Manufacturing Capacity as a Commodity

   
Author: Lance Winslow
 

Excess capacity in an automobile plant at Ford, Chrysler, Toyota, GM, and Honda is a commodity and those who study finite capacity scheduling modules can readily see the possibilities for increased production and that means profit. Einstein said time is relative, that is true, time is relative, manipulating commodity theoretical models allows companies to see thru time and keep costs and purchases on an even keel without the problems of relative time. Thus the commodity can be simplified to price/cost models. The commodity is still relative to fluctuations in currency, weather, and supply and demand. There is no reason a company like Ford cannot take those plants, which have closed and use them to make something else. Instead, they ran their plants at maximum capacity or close to it, and built lots of cars, which are now in the dealers or on their way to the dealers and there is no need to run the plants now sense there are enough cars built. If the cars become scarce, then the price goes up. As with anything; supply and demand. Are cars a commodity? It appears they are, but more so the time in the excess capacity in the factories is the real commodity although from a purely conceptual standpoint, both the time and the cars are commodities.

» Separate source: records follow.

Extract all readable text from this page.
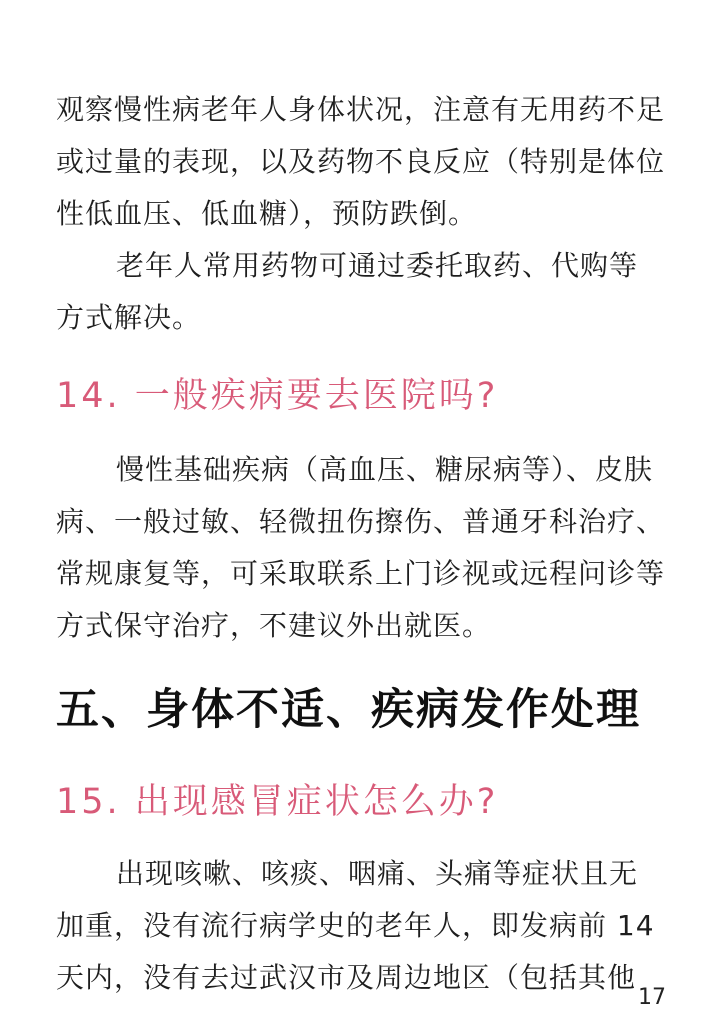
观察慢性病老年人身体状况，注意有无用药不足或过量的表现，以及药物不良反应（特别是体位性低血压、低血糖），预防跌倒。

老年人常用药物可通过委托取药、代购等方式解决。

14. 一般疾病要去医院吗?

慢性基础疾病（高血压、糖尿病等）、皮肤病、一般过敏、轻微扭伤擦伤、普通牙科治疗、常规康复等，可采取联系上门诊视或远程问诊等方式保守治疗，不建议外出就医。

五、身体不适、疾病发作处理
15. 出现感冒症状怎么办?

出现咳嗽、咳痰、咽痛、头痛等症状且无加重，没有流行病学史的老年人，即发病前 14 天内，没有去过武汉市及周边地区（包括其他

17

Excess capacity also occurs in many other industries, such as electricity, water, oil, mainframe time, bandwidth, etc. When deregulation came to the California energy market we saw an interesting thing occur. People would buy blocks of kilowatt-hours from the existing energy companies who made electricity. They had to make this available to anyone. So entrepreneurs Bought lots of it and then they sold it to others wishing to buy it. Commodity theory is fun to study, because it is everywhere in our civilization, think about it.